Brown provided an update on some of the acting appointments or vacancies of CEOs in SOCs:
- Denel CEO position is awaiting Cabinet process
- SAFCOL Board will undertake an open recruitment process
- Alexkor CEO and CFO recruitment has begun
- Eskom CEO recruitment process has also commenced
The minister said her department continues to strive to minimise vacancy rates at both board and executive levels.
According to Brown the challenges facing Eskom are the uncertainty regarding the role of the company in the future build programme, the adverse impact of Independent Power Producers (IPP) programme on the potential impact on its balance sheet, and high environmental compliance costs.
In terms of IPPs, Brown noted that government is committed to the energy mix which includes coal, renewables, nuclear and gas. However, the risk of excess capacity is a concern.
However, IPPs were conceived when growth was forecast above 5%. But electricity demand growth has decreased and Eskom runs the risk of excess capacity. IPP contracts commit government to long term agreements, even if the power is not required, as is the case currently. “Currently we have 4 000 MW any at given day,” said Brown.
Excess capacity could lead to stranded assets which would result in rising costs of energy, which will affect long-term growth. “It is therefore critical that the country allows a revised plan that will better inform choices,” the minister stressed.
Furthermore, Eskom estimates a total of R340 billion will be required to fully meet environmental compliance obligations, placing significant upward pressure on the overall electricity price, which is unsustainable and unaffordable considering the current economic environment. Costs for Eskom’s emission reduction plan currently account for around 20% or R8 billion of the total MYPD3 Generation CAPEX budget.
The regulatory uncertainty regarding NERSA Multi-year Price Determination (MYDP) decisions also poses a significant challenge to Eskom’s revenues and the SOC’s ability to meet its debt payment obligations.

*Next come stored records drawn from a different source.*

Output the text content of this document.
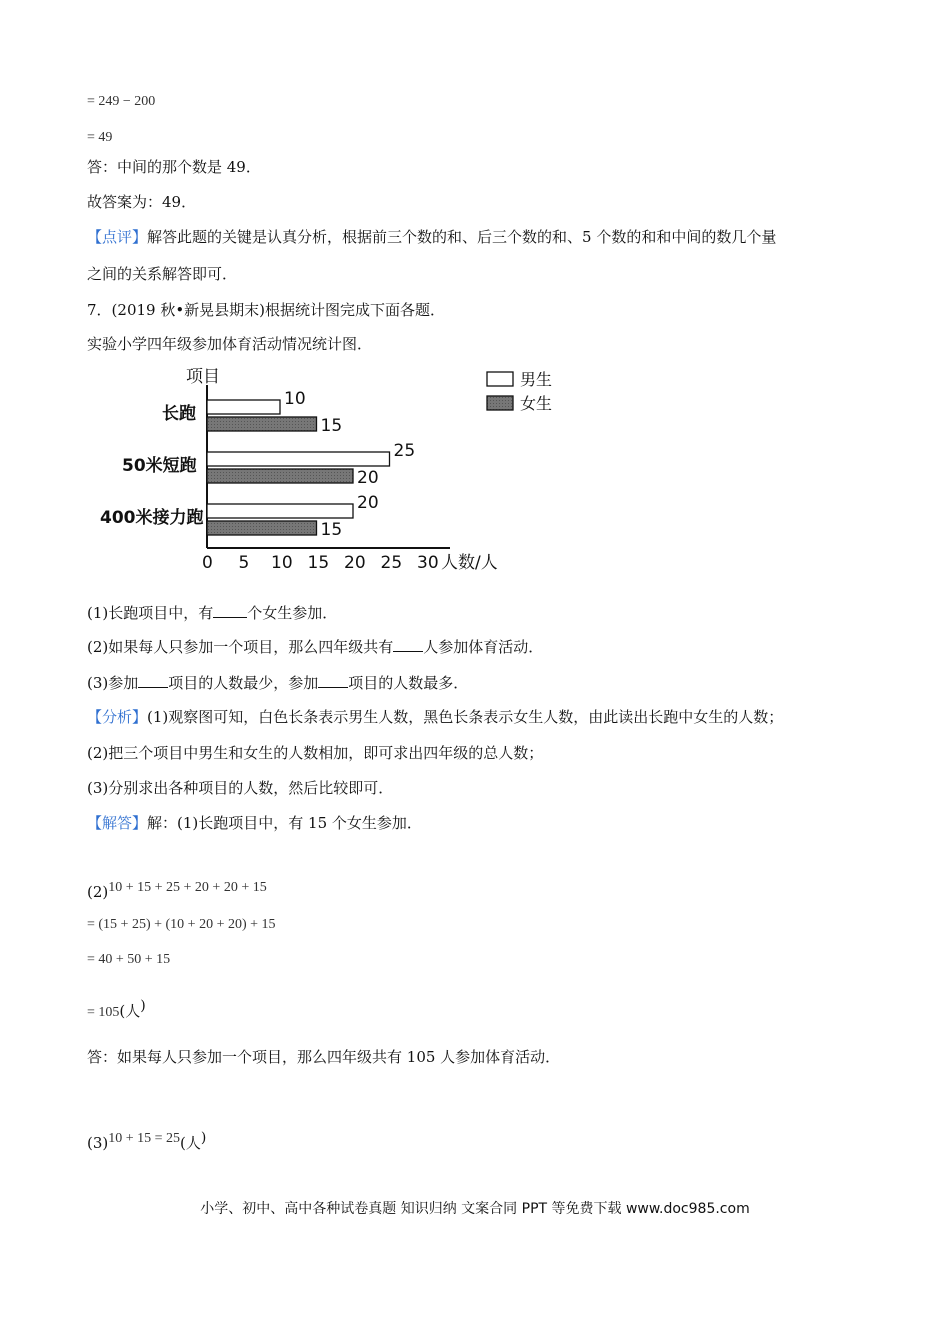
= 249 − 200
= 49
答：中间的那个数是 49．
故答案为：49．
【点评】解答此题的关键是认真分析，根据前三个数的和、后三个数的和、5 个数的和和中间的数几个量
之间的关系解答即可．
7．(2019 秋•新晃县期末)根据统计图完成下面各题．
实验小学四年级参加体育活动情况统计图．
项目
0 5 10 15 20 25 30 人数/人
长跑
10
15
50米短跑
25
20
400米接力跑
20
15
男生
女生
(1)长跑项目中，有 个女生参加．
(2)如果每人只参加一个项目，那么四年级共有 人参加体育活动．
(3)参加 项目的人数最少，参加 项目的人数最多．
【分析】(1)观察图可知，白色长条表示男生人数，黑色长条表示女生人数，由此读出长跑中女生的人数；
(2)把三个项目中男生和女生的人数相加，即可求出四年级的总人数；
(3)分别求出各种项目的人数，然后比较即可．
【解答】解：(1)长跑项目中，有 15 个女生参加．
(2)10 + 15 + 25 + 20 + 20 + 15
= (15 + 25) + (10 + 20 + 20) + 15
= 40 + 50 + 15
= 105(人)
答：如果每人只参加一个项目，那么四年级共有 105 人参加体育活动．
(3)10 + 15 = 25(人)
小学、初中、高中各种试卷真题 知识归纳 文案合同 PPT 等免费下载 www.doc985.com
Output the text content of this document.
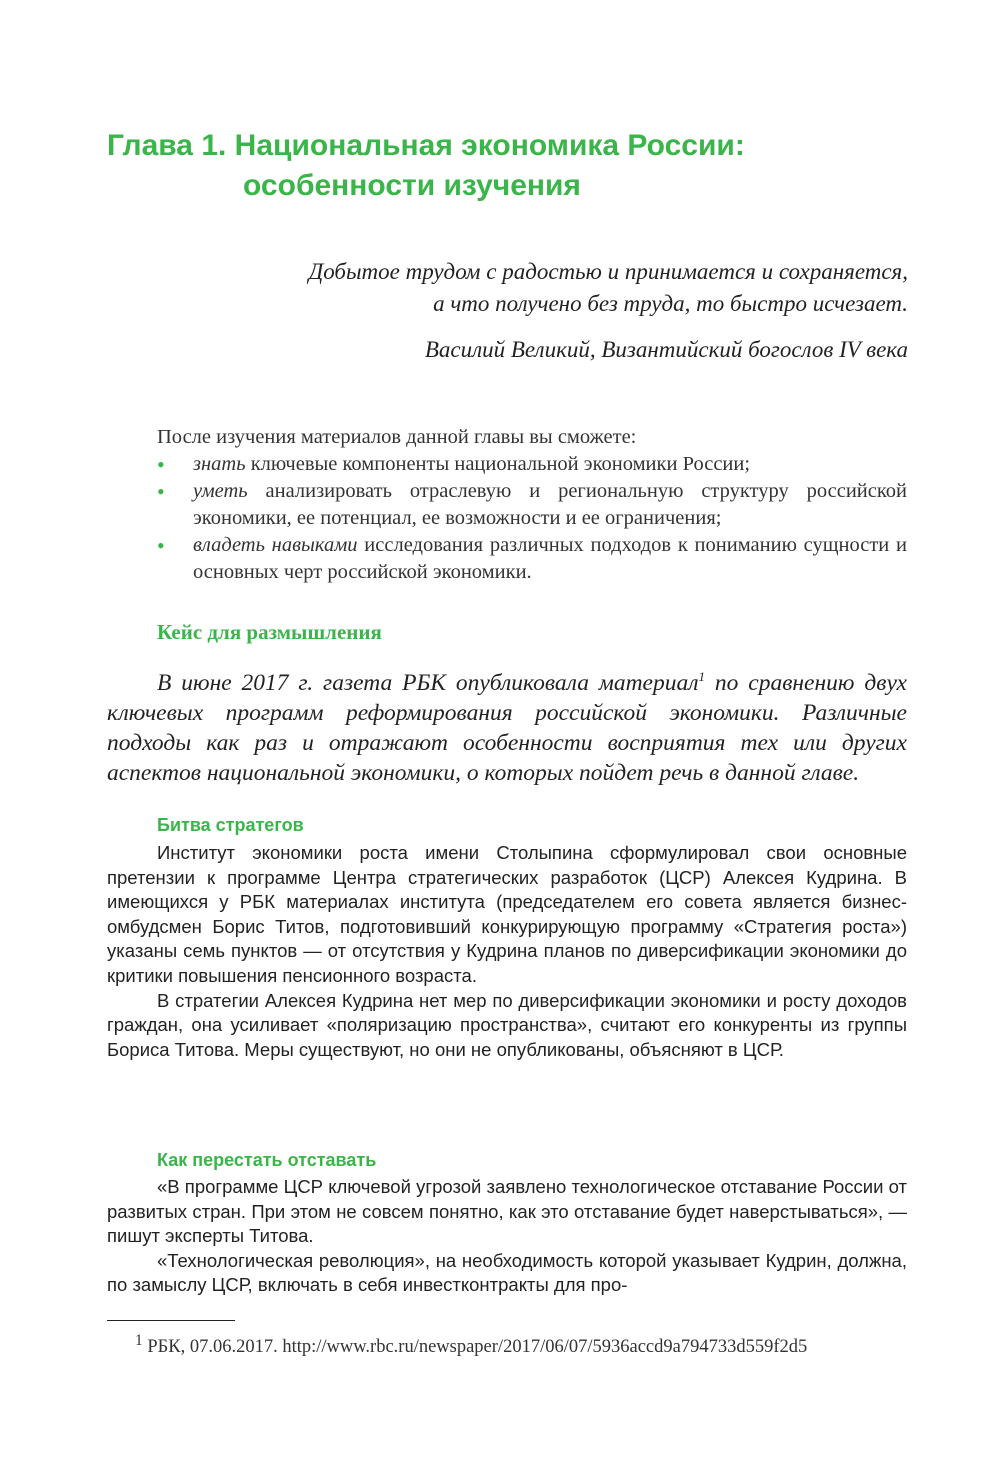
Глава 1. Национальная экономика России:
особенности изучения
Добытое трудом с радостью и принимается и сохраняется,
а что получено без труда, то быстро исчезает.
Василий Великий, Византийский богослов IV века
После изучения материалов данной главы вы сможете:
• знать ключевые компоненты национальной экономики России;
• уметь анализировать отраслевую и региональную структуру российской экономики, ее потенциал, ее возможности и ее ограничения;
• владеть навыками исследования различных подходов к пониманию сущности и основных черт российской экономики.
Кейс для размышления
В июне 2017 г. газета РБК опубликовала материал$^1$ по сравнению двух ключевых программ реформирования российской экономики. Различные подходы как раз и отражают особенности восприятия тех или других аспектов национальной экономики, о которых пойдет речь в данной главе.
Битва стратегов

Институт экономики роста имени Столыпина сформулировал свои основные претензии к программе Центра стратегических разработок (ЦСР) Алексея Кудрина. В имеющихся у РБК материалах института (председателем его совета является бизнес-омбудсмен Борис Титов, подготовивший конкурирующую программу «Стратегия роста») указаны семь пунктов — от отсутствия у Кудрина планов по диверсификации экономики до критики повышения пенсионного возраста.

В стратегии Алексея Кудрина нет мер по диверсификации экономики и росту доходов граждан, она усиливает «поляризацию пространства», считают его конкуренты из группы Бориса Титова. Меры существуют, но они не опубликованы, объясняют в ЦСР.

Как перестать отставать

«В программе ЦСР ключевой угрозой заявлено технологическое отставание России от развитых стран. При этом не совсем понятно, как это отставание будет наверстываться», — пишут эксперты Титова.

«Технологическая революция», на необходимость которой указывает Кудрин, должна, по замыслу ЦСР, включать в себя инвестконтракты для про-

$^1$ РБК, 07.06.2017. http://www.rbc.ru/newspaper/2017/06/07/5936accd9a794733d559f2d5
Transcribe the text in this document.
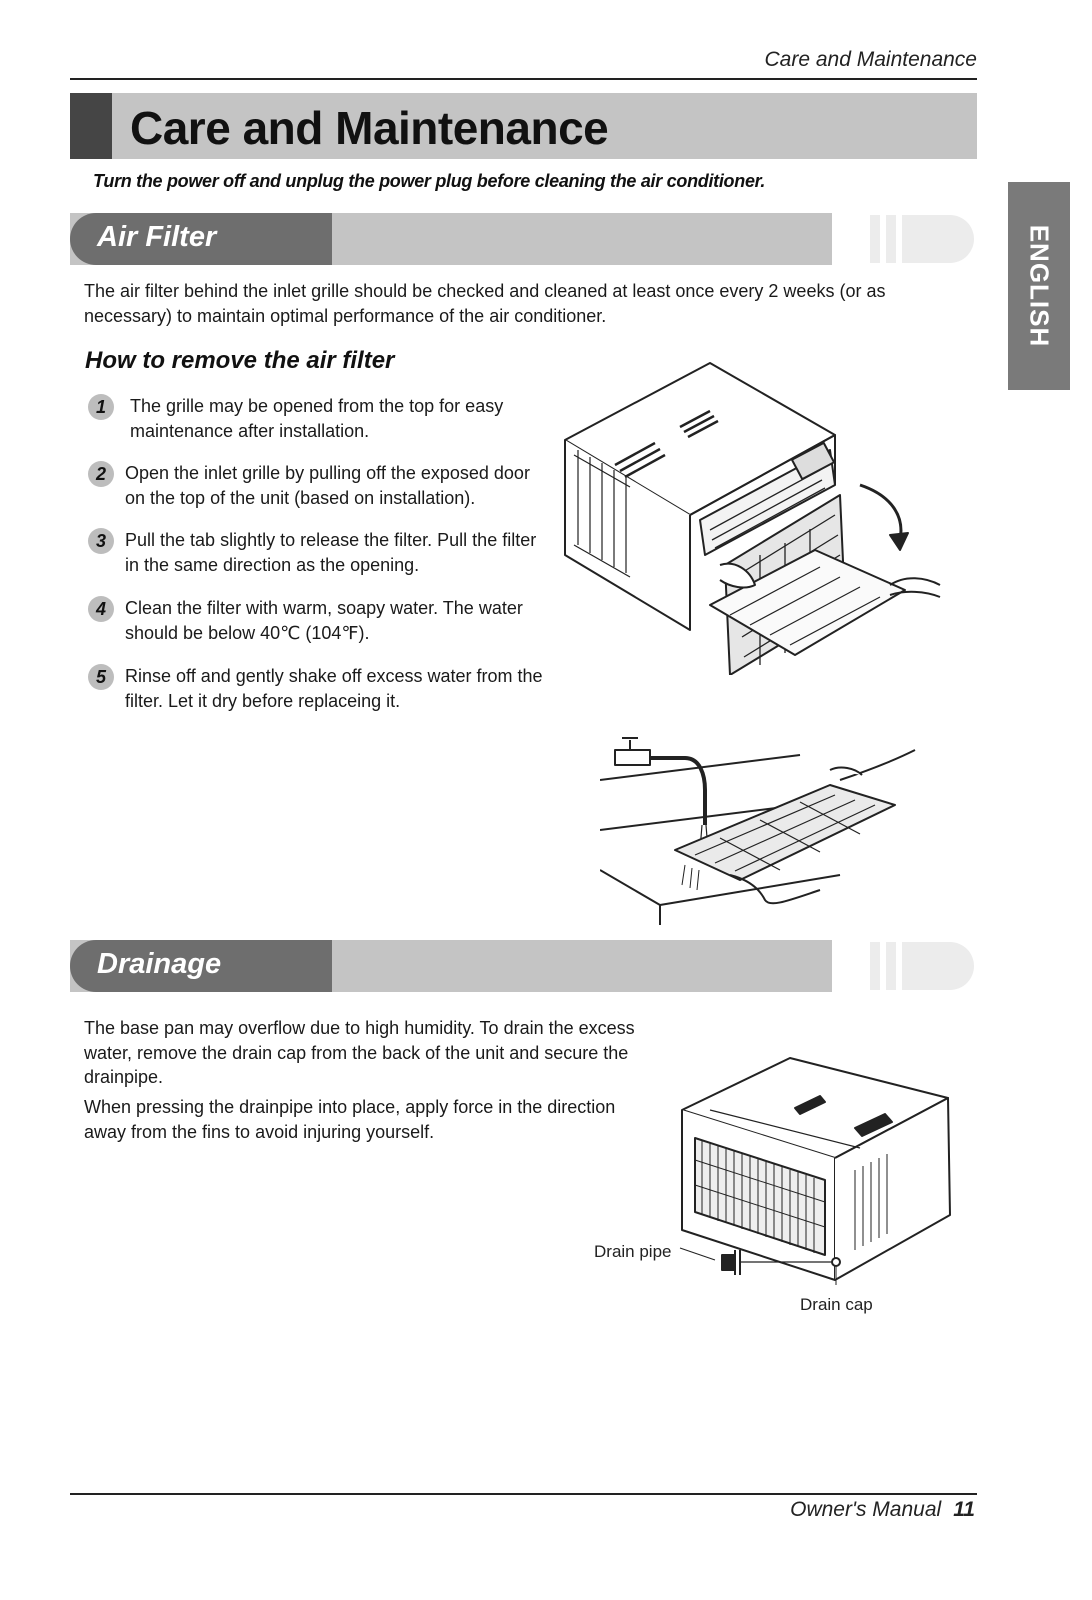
Care and Maintenance
Care and Maintenance
Turn the power off and unplug the power plug before cleaning the air conditioner.
ENGLISH
Air Filter
The air filter behind the inlet grille should be checked and cleaned at least once every 2 weeks (or as
necessary) to maintain optimal performance of the air conditioner.
How to remove the air filter
1	The grille may be opened from the top for easy
maintenance after installation.
2	Open the inlet grille by pulling off the exposed door
on the top of the unit (based on installation).
3	Pull the tab slightly to release the filter. Pull the filter
in the same direction as the opening.
4	Clean the filter with warm, soapy water. The water
should be below 40℃ (104℉).
5	Rinse off and gently shake off excess water from the
filter. Let it dry before replaceing it.
Drainage
The base pan may overflow due to high humidity. To drain the excess
water, remove the drain cap from the back of the unit and secure the
drainpipe.
When pressing the drainpipe into place, apply force in the direction
away from the fins to avoid injuring yourself.
Drain pipe
Drain cap
Owner's Manual 11
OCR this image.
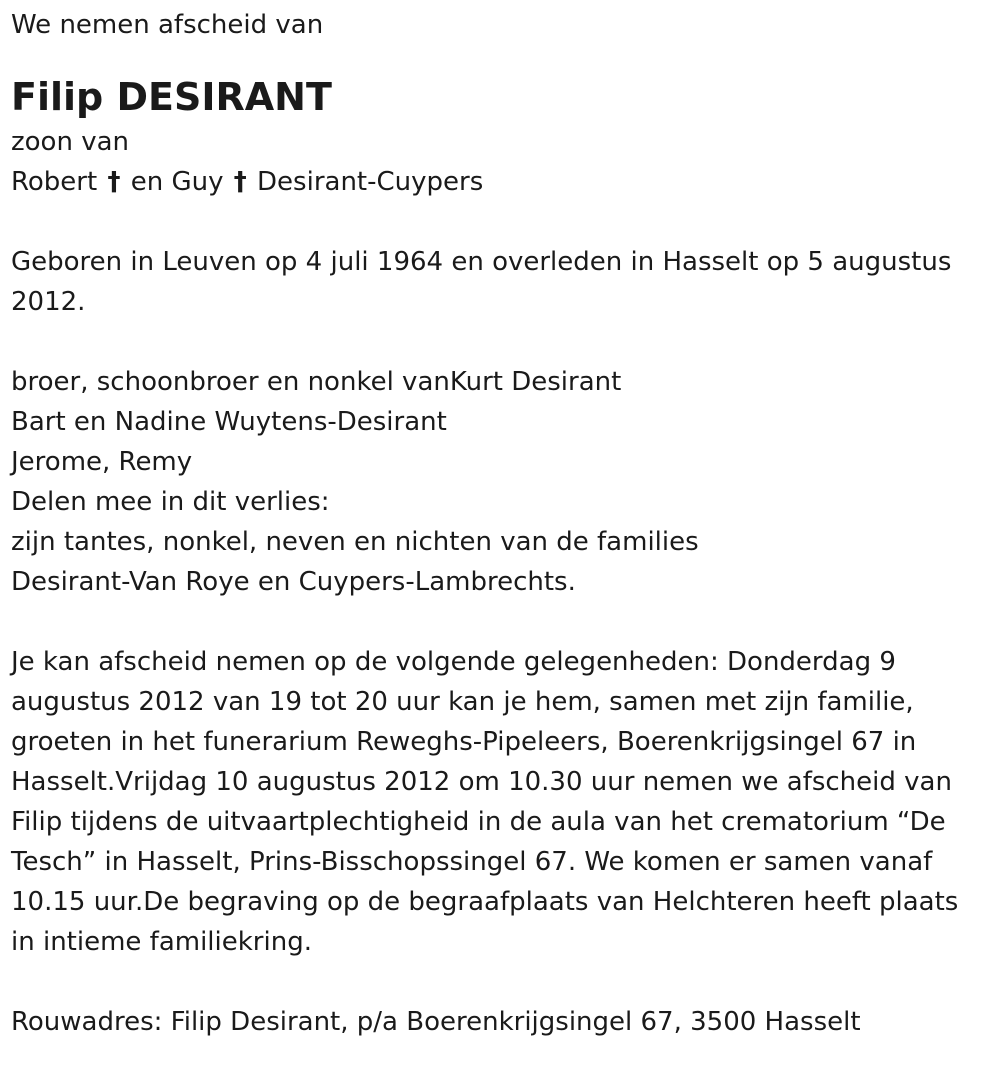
We nemen afscheid van
Filip DESIRANT
zoon van
Robert † en Guy † Desirant-Cuypers
Geboren in Leuven op 4 juli 1964 en overleden in Hasselt op 5 augustus
2012.
broer, schoonbroer en nonkel vanKurt Desirant
Bart en Nadine Wuytens-Desirant
Jerome, Remy
Delen mee in dit verlies:
zijn tantes, nonkel, neven en nichten van de families
Desirant-Van Roye en Cuypers-Lambrechts.
Je kan afscheid nemen op de volgende gelegenheden: Donderdag 9
augustus 2012 van 19 tot 20 uur kan je hem, samen met zijn familie,
groeten in het funerarium Reweghs-Pipeleers, Boerenkrijgsingel 67 in
Hasselt.Vrijdag 10 augustus 2012 om 10.30 uur nemen we afscheid van
Filip tijdens de uitvaartplechtigheid in de aula van het crematorium “De
Tesch” in Hasselt, Prins-Bisschopssingel 67. We komen er samen vanaf
10.15 uur.De begraving op de begraafplaats van Helchteren heeft plaats
in intieme familiekring.
Rouwadres: Filip Desirant, p/a Boerenkrijgsingel 67, 3500 Hasselt
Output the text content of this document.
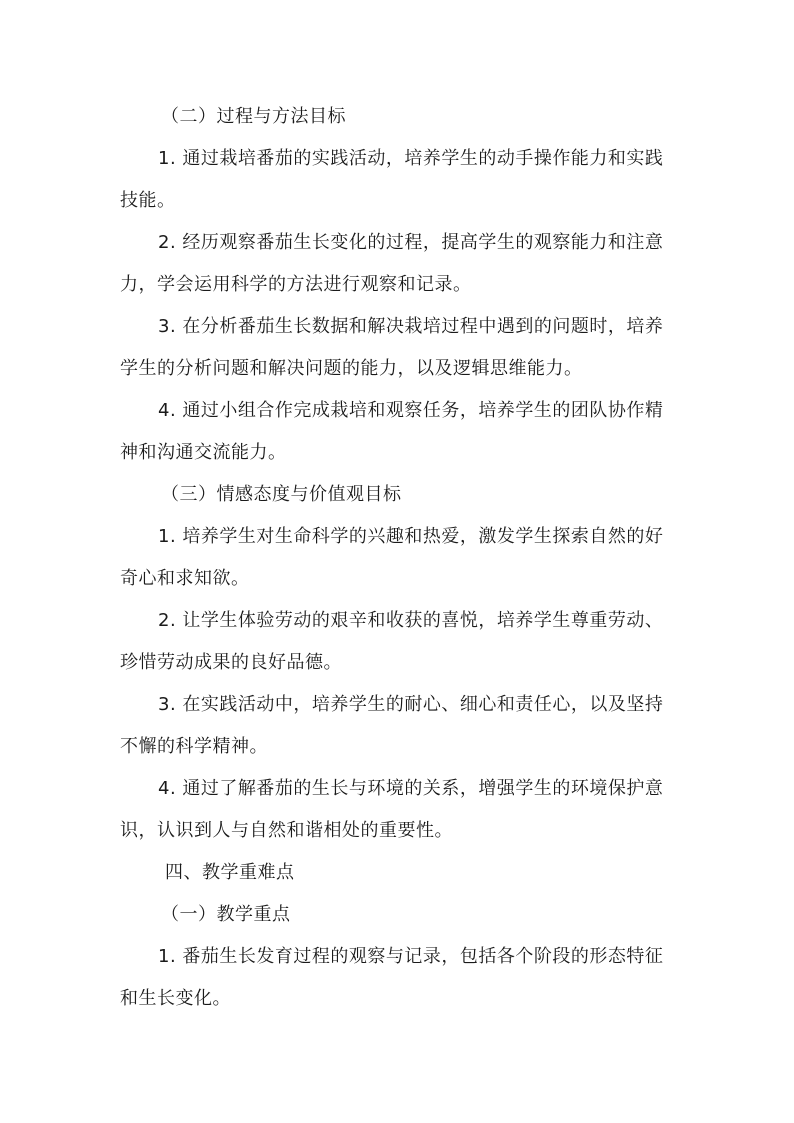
（二）过程与方法目标
1. 通过栽培番茄的实践活动，培养学生的动手操作能力和实践
技能。
2. 经历观察番茄生长变化的过程，提高学生的观察能力和注意
力，学会运用科学的方法进行观察和记录。
3. 在分析番茄生长数据和解决栽培过程中遇到的问题时，培养
学生的分析问题和解决问题的能力，以及逻辑思维能力。
4. 通过小组合作完成栽培和观察任务，培养学生的团队协作精
神和沟通交流能力。
（三）情感态度与价值观目标
1. 培养学生对生命科学的兴趣和热爱，激发学生探索自然的好
奇心和求知欲。
2. 让学生体验劳动的艰辛和收获的喜悦，培养学生尊重劳动、
珍惜劳动成果的良好品德。
3. 在实践活动中，培养学生的耐心、细心和责任心，以及坚持
不懈的科学精神。
4. 通过了解番茄的生长与环境的关系，增强学生的环境保护意
识，认识到人与自然和谐相处的重要性。
四、教学重难点
（一）教学重点
1. 番茄生长发育过程的观察与记录，包括各个阶段的形态特征
和生长变化。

According to Brown there are a number of policy decisions that threaten Transnet’s future sustainability which must be urgently addressed.
An example is the major policy challenge which arises from the National Ports Act which requires corporatisation of the Transnet National Ports Authority (TNPA). This poses a serious risk to the strength of Transnet Group’s balance sheet, and if implemented, it could jeopardise the implementation the SOC’s investment programme as outlined in the Market Demand Strategy, said Brown.
The collapse of demand for commodities and the subsequent decline in export volumes has had a major impact on the sustainability of the company. The funding model explored by the company during the commodity super cycle is no longer feasible as most of its clients cannot commit to long term off-take agreements.
Diversification through expanding networks beyond the national borders and pursuing adjacent market such as manufacturing of locos is important for the sustainability of the company.
SOCs not a drain
Despite the challenges Brown argues that SOCs are clearly contributing positively to the South African economy and advancing the developmental obligations of the State.
“Eskom is keeping the lights on. Transnet is moving freight that is important for the South African economy. This does not support the narrative that SOCs are a drain to the state and the South African economy.”
“Our SOCs are financially viable and have not defaulted on any loans guaranteed by the Government of South Africa. They continue to raise funding in both domestic and international markets at very favourable and competitive rates,” she said.
Brown ended off noting that all SOCs within her portfolio recorded a profit of R5.4 billion for 2015/16 financial year and create direct employment of approximately 120 000 people.